Social distancing and lockdowns have helped cut the rate of novel coronavirus transmission by half in most US counties, a new study suggests.
Researchers from Johns Hopkins University looked at the rate of transmission is more than 1,400 countries across the country both over a two-month period.
They found that about 82 percent have been able to reduce transmission rates to below R1, meaning infected people spread the disease to less than one other person.
Additionally, they found that urban counties responded better to local orders while rural and suburban counties had better responses when orders came from the federal government.
A new study found that 82% of 1,400 US counties have been able to reduce coronavirus transmission rates to below R1, meaning less that one person is infected from a sick patient
Counties with little public transportation use were able to more quickly reduce transmission rates compared to counties with high use (above)
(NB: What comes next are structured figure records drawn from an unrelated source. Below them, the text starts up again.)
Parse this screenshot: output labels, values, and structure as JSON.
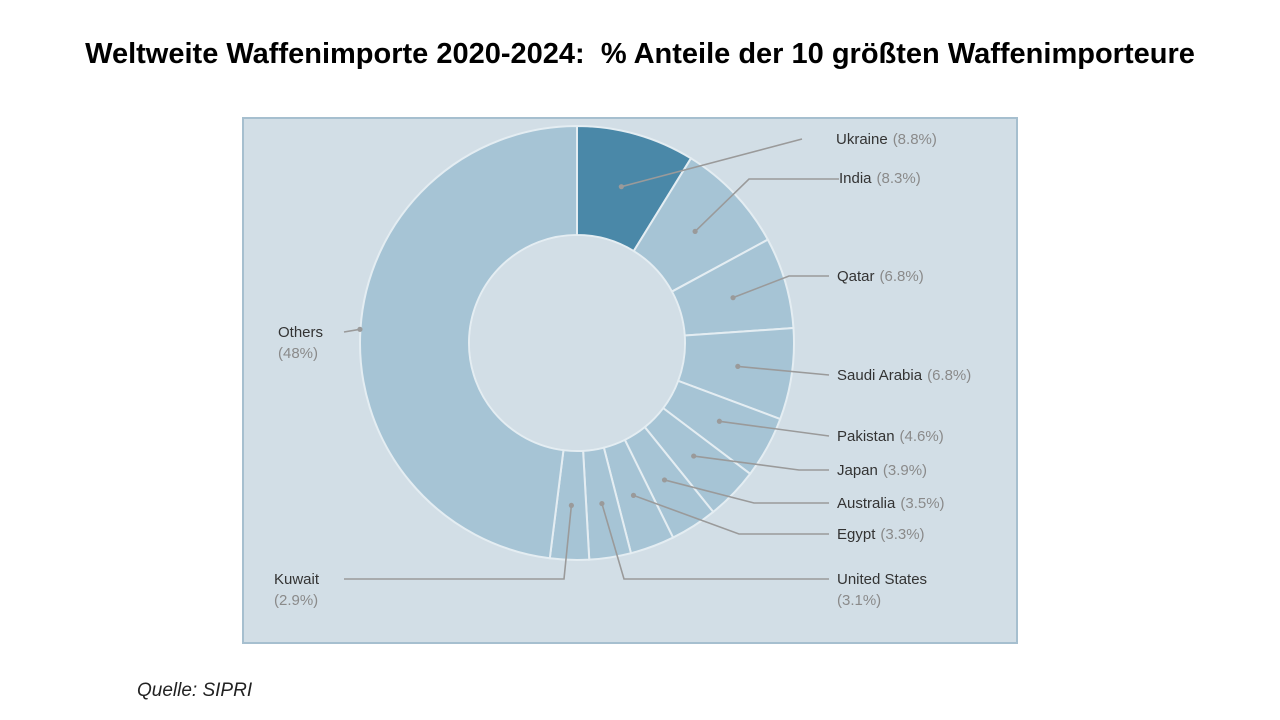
{
  "title": "Weltweite Waffenimporte 2020-2024:  % Anteile der 10 größten Waffenimporteure",
  "source": "Quelle: SIPRI",
  "colors": {
    "panel_bg": "#d2dee6",
    "slice": "#a6c4d5",
    "slice_highlight": "#4a88a8",
    "slice_border": "#e4edf2",
    "hole": "#d2dee6",
    "leader": "#9a9a9a",
    "label": "#333333",
    "value": "#8a8a8a"
  },
  "chart_data": {
    "type": "pie",
    "variant": "donut",
    "slices": [
      {
        "label": "Ukraine",
        "value_text": "(8.8%)",
        "value": 8.8,
        "highlight": true
      },
      {
        "label": "India",
        "value_text": "(8.3%)",
        "value": 8.3
      },
      {
        "label": "Qatar",
        "value_text": "(6.8%)",
        "value": 6.8
      },
      {
        "label": "Saudi Arabia",
        "value_text": "(6.8%)",
        "value": 6.8
      },
      {
        "label": "Pakistan",
        "value_text": "(4.6%)",
        "value": 4.6
      },
      {
        "label": "Japan",
        "value_text": "(3.9%)",
        "value": 3.9
      },
      {
        "label": "Australia",
        "value_text": "(3.5%)",
        "value": 3.5
      },
      {
        "label": "Egypt",
        "value_text": "(3.3%)",
        "value": 3.3
      },
      {
        "label": "United States",
        "value_text": "(3.1%)",
        "value": 3.1
      },
      {
        "label": "Kuwait",
        "value_text": "(2.9%)",
        "value": 2.9
      },
      {
        "label": "Others",
        "value_text": "(48%)",
        "value": 48
      }
    ]
  }
}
The R0 (R-naught value) is a mathematical term that indicates how contagious an infectious disease is.
The numbers that follows ‘R’ tells you the average number of people who will contract the disease from an infected person.
For the study, published on pre-print site medRxiv.org, the team differentiate among groups of counties using an approach known as clustering.
Each cluster, from 1 to 5, was grouped together by have similar demographic and socioeconomic attributes.
Cluster 1 was made up of low-income and mainly rural counties while Clusters 2, such as Orlando, had populations of about 45,000 and higher incomes.
Cluster 3, like Hawaii’s Big Island, had similar populations to Cluster 2 but with lower incomes and more land area.
Comparatively, Cluster 4 had the densest populations with high household incomes, good public transit and small land area, like New York City.
Meanwhile Cluster 5 had the highest mean population but poor public transit and lower household income, such as Jackson, Mississippi.
Urban counties responded better to local stay-at-home orders while rural and suburban counties had better responses when orders came from the federal government. Pictured: An aerial view shows people gathered inside painted circles on the grass encouraging social distancing at Dolores Park in San Francisco, California, May 22
Once clusters were identified, the team deduced the reproductive rate of the virus, known as SARS-CoV-2, from March 15 TO May 28.
All cluster started out with a similar reproduction rate of SARS-CoV-2, but the speed at which they reduced the rate differed.
Denser urban counties, seen in purple, which had higher reliance on public transit, like New York City and Chicago, decreased slowly over the entire study period.
The researchers note this is particularly see between March 15 and March 25.
By comparison, areas with little transportation use, such as those seen in orange, were able to quickly reduce transmission rates due to being more spread out.
Researchers found that most counties exhibited had an initial reproductive rate of R3 or above when the pandemic first hit.
But, as of May 28, 1,177 out of the 1,417 US counties – or 82 percent – have reduced the reproductive rate to below R1.
Additionally, the model found that there was different behavior across counties.
For example, metropolitan counties (in purple) had a strong response to local stay-at-home orders while rural and suburban areas (red, green, blue and orange) had a stronger response to more national interventions.
These less restrictive national interventions include promoting social distancing, encouraging testing and recommending the use of masks.
The team, also found that among all counties, the level of infection ranged from 0 to 28.7 percent.
They also noted herd immunity is only likely reached after 50 percent of 70 percent of the population has been infected and recovered, meaning herd immunity is far away even for counties with widespread infection.
‘Our results suggest that strategies for shutdown as well as re-opening require careful consideration of county characteristics in addition to state and national trends,’ the authors wrote.